Brown Butter Smoked Salted Honey Pie
makes 1 9-inch pie
adapted from The Four & Twenty Blackbirds Pie Book
for the pie crust:
150 grams (1 1/4 cups) unbleached all-purpose flour
1/2 teaspoon salt
1 tablespoon granulated sugar
113 grams (1 stick, 8 tablespoons) cold unsalted butter
120 grams (1/2 cup) cold water
30 grams (2 tablespoons) apple cider vinegar
1/2 cup ice cubes
for the filling:
113 grams (1 stick, 8 tablespoons) unsalted butter
150 grams (3/4 cup) granulated sugar
2 tablespoons white cornmeal
3/4 teaspoon smoked salt
seeds from 2 vanilla beans
(3/4 cup) honey
3 large eggs, at room temperature
120 grams (1/2 cup) heavy cream, plus an extra tablespoon for decorating
2 teaspoons apple cider vinegar
1-2 teaspoons soft sea salt flakes (for finishing)
Make the crust: whisk flour, salt, and sugar together.
Add water, vinegar, and ice cubes into a bowl together.
Cut and mix the butter into the flour mixture until the largest piece is pea-sized.
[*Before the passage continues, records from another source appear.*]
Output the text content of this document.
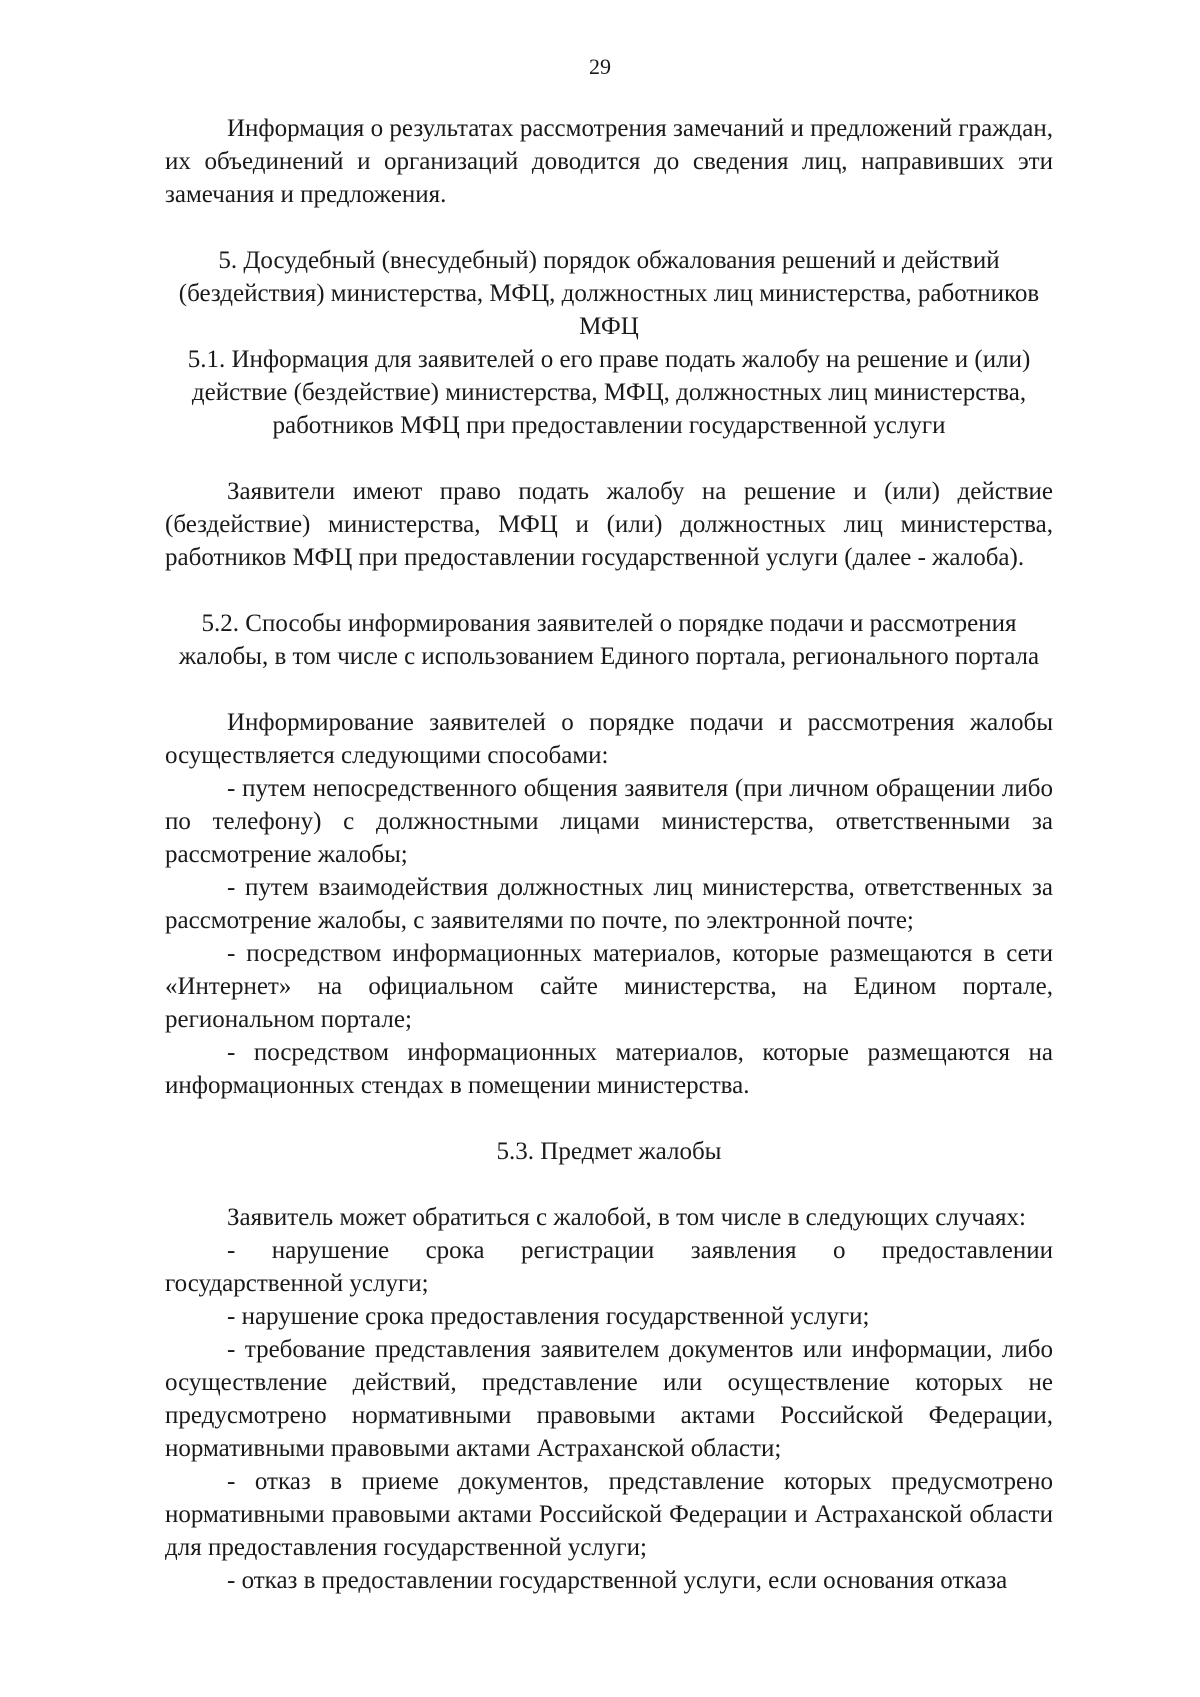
29

Информация о результатах рассмотрения замечаний и предложений граждан, их объединений и организаций доводится до сведения лиц, направивших эти замечания и предложения.

5. Досудебный (внесудебный) порядок обжалования решений и действий (бездействия) министерства, МФЦ, должностных лиц министерства, работников МФЦ

5.1. Информация для заявителей о его праве подать жалобу на решение и (или) действие (бездействие) министерства, МФЦ, должностных лиц министерства, работников МФЦ при предоставлении государственной услуги

Заявители имеют право подать жалобу на решение и (или) действие (бездействие) министерства, МФЦ и (или) должностных лиц министерства, работников МФЦ при предоставлении государственной услуги (далее - жалоба).

5.2. Способы информирования заявителей о порядке подачи и рассмотрения жалобы, в том числе с использованием Единого портала, регионального портала

Информирование заявителей о порядке подачи и рассмотрения жалобы осуществляется следующими способами:

- путем непосредственного общения заявителя (при личном обращении либо по телефону) с должностными лицами министерства, ответственными за рассмотрение жалобы;

- путем взаимодействия должностных лиц министерства, ответственных за рассмотрение жалобы, с заявителями по почте, по электронной почте;

- посредством информационных материалов, которые размещаются в сети «Интернет» на официальном сайте министерства, на Едином портале, региональном портале;

- посредством информационных материалов, которые размещаются на информационных стендах в помещении министерства.

5.3. Предмет жалобы

Заявитель может обратиться с жалобой, в том числе в следующих случаях:

- нарушение срока регистрации заявления о предоставлении государственной услуги;

- нарушение срока предоставления государственной услуги;

- требование представления заявителем документов или информации, либо осуществление действий, представление или осуществление которых не предусмотрено нормативными правовыми актами Российской Федерации, нормативными правовыми актами Астраханской области;

- отказ в приеме документов, представление которых предусмотрено нормативными правовыми актами Российской Федерации и Астраханской области для предоставления государственной услуги;

- отказ в предоставлении государственной услуги, если основания отказа
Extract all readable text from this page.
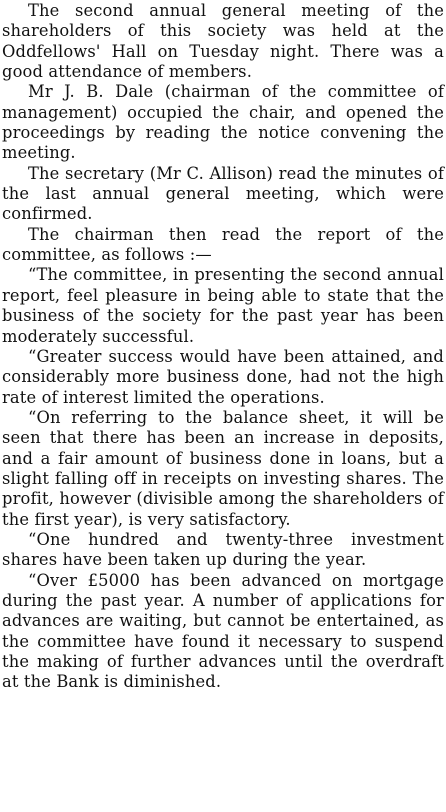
The second annual general meeting of the shareholders of this society was held at the Oddfellows' Hall on Tuesday night. There was a good attendance of members.

Mr J. B. Dale (chairman of the committee of management) occupied the chair, and opened the proceedings by reading the notice convening the meeting.

The secretary (Mr C. Allison) read the minutes of the last annual general meeting, which were confirmed.

The chairman then read the report of the committee, as follows :—

“The committee, in presenting the second annual report, feel pleasure in being able to state that the business of the society for the past year has been moderately successful.

“Greater success would have been attained, and considerably more business done, had not the high rate of interest limited the operations.

“On referring to the balance sheet, it will be seen that there has been an increase in deposits, and a fair amount of business done in loans, but a slight falling off in receipts on investing shares. The profit, however (divisible among the shareholders of the first year), is very satisfactory.

“One hundred and twenty-three investment shares have been taken up during the year.

“Over £5000 has been advanced on mortgage during the past year. A number of applications for advances are waiting, but cannot be entertained, as the committee have found it necessary to suspend the making of further advances until the overdraft at the Bank is diminished.
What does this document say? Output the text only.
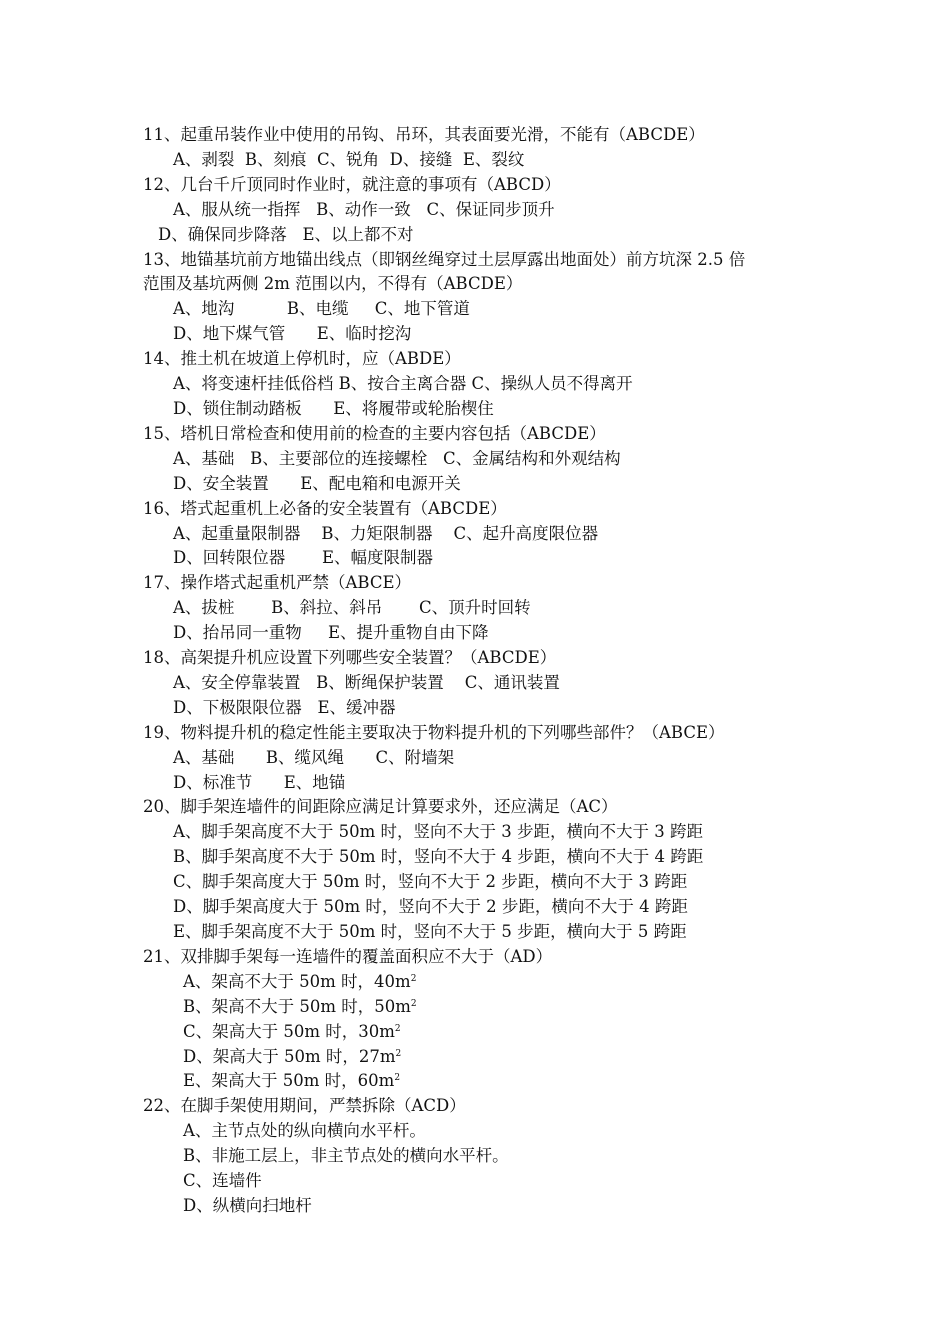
11、起重吊装作业中使用的吊钩、吊环，其表面要光滑，不能有（ABCDE）
A、剥裂  B、刻痕  C、锐角  D、接缝  E、裂纹
12、几台千斤顶同时作业时，就注意的事项有（ABCD）
A、服从统一指挥   B、动作一致   C、保证同步顶升
D、确保同步降落   E、以上都不对
13、地锚基坑前方地锚出线点（即钢丝绳穿过土层厚露出地面处）前方坑深 2.5 倍
范围及基坑两侧 2m 范围以内，不得有（ABCDE）
A、地沟          B、电缆     C、地下管道
D、地下煤气管      E、临时挖沟
14、推土机在坡道上停机时，应（ABDE）
A、将变速杆挂低俗档 B、按合主离合器 C、操纵人员不得离开
D、锁住制动踏板      E、将履带或轮胎楔住
15、塔机日常检查和使用前的检查的主要内容包括（ABCDE）
A、基础   B、主要部位的连接螺栓   C、金属结构和外观结构
D、安全装置      E、配电箱和电源开关
16、塔式起重机上必备的安全装置有（ABCDE）
A、起重量限制器    B、力矩限制器    C、起升高度限位器
D、回转限位器       E、幅度限制器
17、操作塔式起重机严禁（ABCE）
A、拔桩       B、斜拉、斜吊       C、顶升时回转
D、抬吊同一重物     E、提升重物自由下降
18、高架提升机应设置下列哪些安全装置？（ABCDE）
A、安全停靠装置   B、断绳保护装置    C、通讯装置
D、下极限限位器   E、缓冲器
19、物料提升机的稳定性能主要取决于物料提升机的下列哪些部件？（ABCE）
A、基础      B、缆风绳      C、附墙架
D、标准节      E、地锚
20、脚手架连墙件的间距除应满足计算要求外，还应满足（AC）
A、脚手架高度不大于 50m 时，竖向不大于 3 步距，横向不大于 3 跨距
B、脚手架高度不大于 50m 时，竖向不大于 4 步距，横向不大于 4 跨距
C、脚手架高度大于 50m 时，竖向不大于 2 步距，横向不大于 3 跨距
D、脚手架高度大于 50m 时，竖向不大于 2 步距，横向不大于 4 跨距
E、脚手架高度不大于 50m 时，竖向不大于 5 步距，横向大于 5 跨距
21、双排脚手架每一连墙件的覆盖面积应不大于（AD）
A、架高不大于 50m 时，$40m^2$
B、架高不大于 50m 时，$50m^2$
C、架高大于 50m 时，$30m^2$
D、架高大于 50m 时，$27m^2$
E、架高大于 50m 时，$60m^2$
22、在脚手架使用期间，严禁拆除（ACD）
A、主节点处的纵向横向水平杆。
B、非施工层上，非主节点处的横向水平杆。
C、连墙件
D、纵横向扫地杆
Sprinkle on the ice water 1 tablespoon at a time so that you can gather the dough into a cohesive mass. (I used ~4 tablespoons, but this is highly variable! Use your hands and eyes to judge this.)
Divide dough into two unequal disks: one that is ~3/4 of the dough and one that is a little less than 1/4 and refrigerate for at least 30 minutes.
Roll out the large disk into a 10 1/2 inch round and drape over the pie plate, crimping the edges, then refrigerate.
Roll the other disk out and cut out shapes as desired; freeze the shapes while you make the filling and preheat the oven.
Preheat oven to 375 degrees F.
To make the filling: brown butter in a large saucepan until it is darkened and nutty-smelling.
Pour over granulated sugar.
Whisk in cornmeal, smoked salt, vanilla beans, and honey (mixture may not homogenize at this point due to the large amount of fat).
Whisk in eggs one at a time, making sure that they fully incorporate before adding the next.
Whisk in the heavy cream and apple cider vinegar.
Strain the mixture through a sieve directly into the pie crust.
Place pie on a baking sheet and place in oven.
When the filling has partially set (still wobbly and jiggly in the center, but not runny at all), about 35 minutes, brush the extra tablespoon of cream over your frozen decorative shapes.
Remove pie from the oven, and arrange shapes (carefully!) how you desire.
Return pie to the oven on the top rack to encourage browning of the decorations and bake for an additional 10-20 minutes, or until the center is barely jiggly and the pie has puffed on the edges and the decorations are browned.
Allow to cool completely, then ideally chill for at least 2 hours or overnight. (The texture will be better if allowed to chill down, but serving from room temperature is also good! Don’t sweat it too much.)